Saturday afternoon and it was supposed to be pleasant and I had planned my trip. Got to the ramp to find it was blowing about 12 knotts and very choppy but decided to go anyway. Launched okay but got slapped several times on way out. Dry pants and jacket were so worth getting! Even out there was questioning my judgement, a lot of swell was breaking over the bow and I was very impressed on how the outback handled. Rise and slap.... cut and wash.....maybe a slimmer longer model would do it better but the hobie did just fine. Trolled about looking for fresh squid and didn't get any but changed and managed a couple of snook and a couple more. Drifted back to my old faithful spot. Not the flanno ground but definitely the dinner ground. Anchored up wondering what the landing was going to be like as the swell had not eased, nor the wind. A long bungy makes so much difference. I was starting to appreciate all that i had learned from others on this site. Despite the conditions i was cosy as and felt safe. Same as last time burley, pilly bits and baits. Wait, wait ..was a little slow at first but they came. Dinner snapper one after the other. It was a deja vu but a little better. I got my bag plus the snook and called it a day. To top it off, the wind died, the seas calmed and beaching was a breeze.


----------



## Geoffw (Jan 23, 2011)

bertros said:


> Good stuff Geoff. StIll don't understand why you guys keep Snook when you can at out Snapper, but then I'm still yet to try them also. A good reward for the trying conditions.

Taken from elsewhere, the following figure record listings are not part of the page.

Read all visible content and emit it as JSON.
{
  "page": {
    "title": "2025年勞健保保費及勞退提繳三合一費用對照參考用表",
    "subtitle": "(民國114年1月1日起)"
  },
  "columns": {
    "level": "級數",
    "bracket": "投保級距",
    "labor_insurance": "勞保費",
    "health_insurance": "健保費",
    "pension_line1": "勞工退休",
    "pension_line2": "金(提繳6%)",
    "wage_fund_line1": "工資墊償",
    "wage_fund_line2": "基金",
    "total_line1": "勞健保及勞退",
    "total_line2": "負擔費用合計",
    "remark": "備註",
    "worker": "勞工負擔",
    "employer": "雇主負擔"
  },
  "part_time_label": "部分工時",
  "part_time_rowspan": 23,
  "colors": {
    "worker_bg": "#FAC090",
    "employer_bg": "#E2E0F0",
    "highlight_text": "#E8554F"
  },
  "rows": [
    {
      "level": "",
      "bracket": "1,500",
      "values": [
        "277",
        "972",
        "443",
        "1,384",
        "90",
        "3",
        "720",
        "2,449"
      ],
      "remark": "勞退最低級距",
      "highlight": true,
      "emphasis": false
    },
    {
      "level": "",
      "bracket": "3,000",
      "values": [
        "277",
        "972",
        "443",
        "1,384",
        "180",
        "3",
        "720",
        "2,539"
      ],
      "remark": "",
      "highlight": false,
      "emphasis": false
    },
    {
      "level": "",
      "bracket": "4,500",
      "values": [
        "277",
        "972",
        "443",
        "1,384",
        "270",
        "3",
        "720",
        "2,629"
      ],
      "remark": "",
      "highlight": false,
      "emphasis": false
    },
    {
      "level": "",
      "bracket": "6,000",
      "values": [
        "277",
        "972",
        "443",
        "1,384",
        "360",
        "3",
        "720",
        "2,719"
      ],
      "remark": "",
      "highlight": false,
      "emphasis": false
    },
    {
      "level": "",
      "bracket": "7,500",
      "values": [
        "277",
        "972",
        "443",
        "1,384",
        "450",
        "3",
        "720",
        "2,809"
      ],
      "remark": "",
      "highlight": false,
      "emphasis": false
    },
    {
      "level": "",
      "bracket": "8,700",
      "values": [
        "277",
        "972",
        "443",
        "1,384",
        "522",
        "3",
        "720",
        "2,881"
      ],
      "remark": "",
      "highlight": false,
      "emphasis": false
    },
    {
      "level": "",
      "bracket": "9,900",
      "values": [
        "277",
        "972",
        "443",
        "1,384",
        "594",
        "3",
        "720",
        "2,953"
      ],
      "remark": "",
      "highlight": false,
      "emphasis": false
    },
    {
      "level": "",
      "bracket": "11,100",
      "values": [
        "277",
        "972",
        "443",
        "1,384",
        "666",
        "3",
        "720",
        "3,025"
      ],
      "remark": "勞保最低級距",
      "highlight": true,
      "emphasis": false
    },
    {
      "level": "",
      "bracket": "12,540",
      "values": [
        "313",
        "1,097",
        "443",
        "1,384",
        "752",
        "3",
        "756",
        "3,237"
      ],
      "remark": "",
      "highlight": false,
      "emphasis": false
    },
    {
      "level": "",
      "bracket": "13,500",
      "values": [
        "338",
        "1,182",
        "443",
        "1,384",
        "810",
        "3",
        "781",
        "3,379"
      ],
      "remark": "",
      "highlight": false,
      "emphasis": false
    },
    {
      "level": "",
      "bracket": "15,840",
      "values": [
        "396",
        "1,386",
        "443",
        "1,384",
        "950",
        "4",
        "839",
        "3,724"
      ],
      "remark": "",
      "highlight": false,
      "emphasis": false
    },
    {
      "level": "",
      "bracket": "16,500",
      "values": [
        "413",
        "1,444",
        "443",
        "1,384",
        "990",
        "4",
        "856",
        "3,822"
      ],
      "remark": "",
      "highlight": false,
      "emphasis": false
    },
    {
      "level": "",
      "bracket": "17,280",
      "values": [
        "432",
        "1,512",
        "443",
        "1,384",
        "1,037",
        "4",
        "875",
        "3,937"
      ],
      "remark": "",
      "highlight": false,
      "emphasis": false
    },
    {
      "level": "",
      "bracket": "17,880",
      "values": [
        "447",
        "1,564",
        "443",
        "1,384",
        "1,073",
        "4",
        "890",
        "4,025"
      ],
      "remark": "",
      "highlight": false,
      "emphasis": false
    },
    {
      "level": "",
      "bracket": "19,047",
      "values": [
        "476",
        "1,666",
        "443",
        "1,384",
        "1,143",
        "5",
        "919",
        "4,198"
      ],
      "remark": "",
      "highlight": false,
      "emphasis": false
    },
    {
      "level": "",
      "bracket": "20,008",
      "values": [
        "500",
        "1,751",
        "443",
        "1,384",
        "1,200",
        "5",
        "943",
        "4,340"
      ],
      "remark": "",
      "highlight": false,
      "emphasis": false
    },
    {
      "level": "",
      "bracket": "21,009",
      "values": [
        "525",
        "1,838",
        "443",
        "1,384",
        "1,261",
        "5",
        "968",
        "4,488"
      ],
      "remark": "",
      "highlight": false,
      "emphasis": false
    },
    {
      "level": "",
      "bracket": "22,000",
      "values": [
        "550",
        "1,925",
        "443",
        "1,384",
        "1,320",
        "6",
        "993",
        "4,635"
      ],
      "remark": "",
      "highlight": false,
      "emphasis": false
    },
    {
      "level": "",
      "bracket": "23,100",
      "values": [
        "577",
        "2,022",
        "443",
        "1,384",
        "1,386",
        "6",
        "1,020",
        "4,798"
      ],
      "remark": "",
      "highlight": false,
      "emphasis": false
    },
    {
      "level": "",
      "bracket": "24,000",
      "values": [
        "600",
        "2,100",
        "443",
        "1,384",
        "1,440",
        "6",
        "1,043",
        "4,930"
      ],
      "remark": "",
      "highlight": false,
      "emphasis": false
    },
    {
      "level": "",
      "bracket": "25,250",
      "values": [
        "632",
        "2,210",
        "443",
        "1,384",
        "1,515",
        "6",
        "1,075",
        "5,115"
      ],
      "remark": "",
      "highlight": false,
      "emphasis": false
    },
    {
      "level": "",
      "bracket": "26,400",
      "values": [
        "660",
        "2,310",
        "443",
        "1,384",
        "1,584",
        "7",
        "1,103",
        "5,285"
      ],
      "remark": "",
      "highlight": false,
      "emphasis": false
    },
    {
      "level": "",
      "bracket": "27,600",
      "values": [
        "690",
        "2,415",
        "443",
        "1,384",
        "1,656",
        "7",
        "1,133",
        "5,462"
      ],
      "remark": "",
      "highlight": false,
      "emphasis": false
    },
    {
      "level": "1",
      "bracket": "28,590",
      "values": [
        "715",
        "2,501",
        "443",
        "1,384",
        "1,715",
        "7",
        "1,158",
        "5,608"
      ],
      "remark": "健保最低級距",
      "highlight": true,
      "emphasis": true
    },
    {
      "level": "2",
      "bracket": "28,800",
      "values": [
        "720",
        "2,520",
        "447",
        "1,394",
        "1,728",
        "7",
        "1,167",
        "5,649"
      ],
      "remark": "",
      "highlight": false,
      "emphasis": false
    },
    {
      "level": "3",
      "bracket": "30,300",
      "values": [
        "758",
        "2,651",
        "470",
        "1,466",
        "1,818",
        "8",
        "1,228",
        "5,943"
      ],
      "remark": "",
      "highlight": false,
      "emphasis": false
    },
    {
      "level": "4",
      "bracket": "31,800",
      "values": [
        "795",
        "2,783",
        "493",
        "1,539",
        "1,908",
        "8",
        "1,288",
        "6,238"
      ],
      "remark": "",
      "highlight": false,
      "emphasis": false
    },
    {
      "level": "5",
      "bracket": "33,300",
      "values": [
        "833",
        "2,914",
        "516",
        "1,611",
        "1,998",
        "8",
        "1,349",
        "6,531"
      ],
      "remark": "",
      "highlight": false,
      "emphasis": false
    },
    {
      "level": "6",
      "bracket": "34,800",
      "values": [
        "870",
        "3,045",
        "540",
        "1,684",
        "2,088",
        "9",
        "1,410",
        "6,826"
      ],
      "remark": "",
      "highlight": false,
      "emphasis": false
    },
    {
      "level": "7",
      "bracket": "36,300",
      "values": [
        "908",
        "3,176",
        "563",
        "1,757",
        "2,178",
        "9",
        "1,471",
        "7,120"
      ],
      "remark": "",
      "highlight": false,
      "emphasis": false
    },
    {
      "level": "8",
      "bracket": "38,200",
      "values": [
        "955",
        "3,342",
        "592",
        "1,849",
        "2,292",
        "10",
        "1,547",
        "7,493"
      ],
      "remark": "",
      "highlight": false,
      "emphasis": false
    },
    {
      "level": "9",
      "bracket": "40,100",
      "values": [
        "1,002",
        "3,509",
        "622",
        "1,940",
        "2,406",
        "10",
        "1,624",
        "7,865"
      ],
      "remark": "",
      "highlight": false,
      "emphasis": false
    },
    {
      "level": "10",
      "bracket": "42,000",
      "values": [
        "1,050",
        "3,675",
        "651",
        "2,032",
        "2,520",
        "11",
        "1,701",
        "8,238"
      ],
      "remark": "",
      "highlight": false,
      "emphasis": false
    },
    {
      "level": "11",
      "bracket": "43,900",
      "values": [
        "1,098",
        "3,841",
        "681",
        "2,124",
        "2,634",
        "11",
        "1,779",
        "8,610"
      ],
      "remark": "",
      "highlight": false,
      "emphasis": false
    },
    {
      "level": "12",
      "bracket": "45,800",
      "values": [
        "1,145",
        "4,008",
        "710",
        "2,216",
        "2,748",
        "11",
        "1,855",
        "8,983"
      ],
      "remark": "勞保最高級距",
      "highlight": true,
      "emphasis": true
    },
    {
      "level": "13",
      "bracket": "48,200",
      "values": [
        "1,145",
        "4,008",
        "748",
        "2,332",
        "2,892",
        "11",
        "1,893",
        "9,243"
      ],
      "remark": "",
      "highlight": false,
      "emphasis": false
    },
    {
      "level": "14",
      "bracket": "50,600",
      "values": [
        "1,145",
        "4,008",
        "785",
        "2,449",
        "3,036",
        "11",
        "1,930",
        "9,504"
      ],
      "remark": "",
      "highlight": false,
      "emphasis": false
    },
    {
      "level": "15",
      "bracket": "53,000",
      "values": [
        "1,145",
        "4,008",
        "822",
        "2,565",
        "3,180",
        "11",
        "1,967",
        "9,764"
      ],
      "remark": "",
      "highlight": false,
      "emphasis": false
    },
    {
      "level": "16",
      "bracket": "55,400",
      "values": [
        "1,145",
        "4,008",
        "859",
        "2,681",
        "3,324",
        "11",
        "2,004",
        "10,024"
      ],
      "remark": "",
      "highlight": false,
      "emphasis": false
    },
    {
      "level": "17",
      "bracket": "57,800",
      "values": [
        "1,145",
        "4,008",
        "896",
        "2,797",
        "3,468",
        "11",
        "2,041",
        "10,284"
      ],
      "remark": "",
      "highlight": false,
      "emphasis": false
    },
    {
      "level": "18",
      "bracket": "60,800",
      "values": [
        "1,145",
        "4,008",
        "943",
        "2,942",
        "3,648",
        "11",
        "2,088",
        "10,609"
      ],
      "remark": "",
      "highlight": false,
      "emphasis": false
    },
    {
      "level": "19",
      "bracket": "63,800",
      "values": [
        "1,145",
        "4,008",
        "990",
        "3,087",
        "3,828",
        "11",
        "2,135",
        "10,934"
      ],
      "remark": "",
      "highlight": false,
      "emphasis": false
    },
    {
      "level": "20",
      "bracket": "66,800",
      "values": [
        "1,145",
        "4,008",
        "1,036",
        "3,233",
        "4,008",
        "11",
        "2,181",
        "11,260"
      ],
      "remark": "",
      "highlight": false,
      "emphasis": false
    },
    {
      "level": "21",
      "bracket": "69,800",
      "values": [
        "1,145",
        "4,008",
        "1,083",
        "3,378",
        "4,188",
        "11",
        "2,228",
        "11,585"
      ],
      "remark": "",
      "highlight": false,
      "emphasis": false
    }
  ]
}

Wait till you try some. Cooked up snapper and snook straight after catch and I had one taster who preferred the snook. I prefer the snapper but fresh snook is good and if smoked makes great chowder.


----------



## Guest (Aug 10, 2014)

Well done again Geoff. Very nice bag of fish


----------



## rossi (Sep 20, 2013)

Well done Geoff, your freezer must be full of snapper by now.


----------



## Geoffw (Jan 23, 2011)

Thanks Kelvin. Water is cleared too. I hadn't noticed the blue colour on the snapper fins before. A lovely fish.

Peter, the fish in the freezer don't last long. By the time family and friends get a few there's not much left. But yes I will be eating snapper this week. Had snook for lunch. Snapper for dinner.


----------



## Zilch (Oct 10, 2011)

Always considered myself as being able to judge someone's character but after telling everyone that you are a good bloke, I now find out you are a liar :lol:



Geoffw said:


> Zilch said:
> 
> 
> > Geoffw said:
> ...


Not only are you a Snapper Whispering Bastard but a lying one at that ;-)

Great result Geoff  and mate thanks for the PM the other day.

Steve


----------



## solatree (May 30, 2008)

Sooo good Geoff - when you go out when conditions are not quite what you'd like - a bit of wind, chop and waves - the heart beats a little as you think about coming back in the dark - but you go anyway and you get rewarded by (1) a great bag of fish, and (2) conditions easing for a gentle and triumphant return to shore  
Well done.


----------



## islandboy (Jan 20, 2013)

very envious! I went out at the same time at Emu bay with all the squid bits and pieces I had caught in the morning and all I did was lose a rod and reel! Well done Geoff.


----------



## Rockster (Sep 7, 2007)

Nice boat load of fish Geoff, can't go wrong with fresh Snook. A great reward for the effort in those conditions. Look forward to your next report.
Cheers
Bob


----------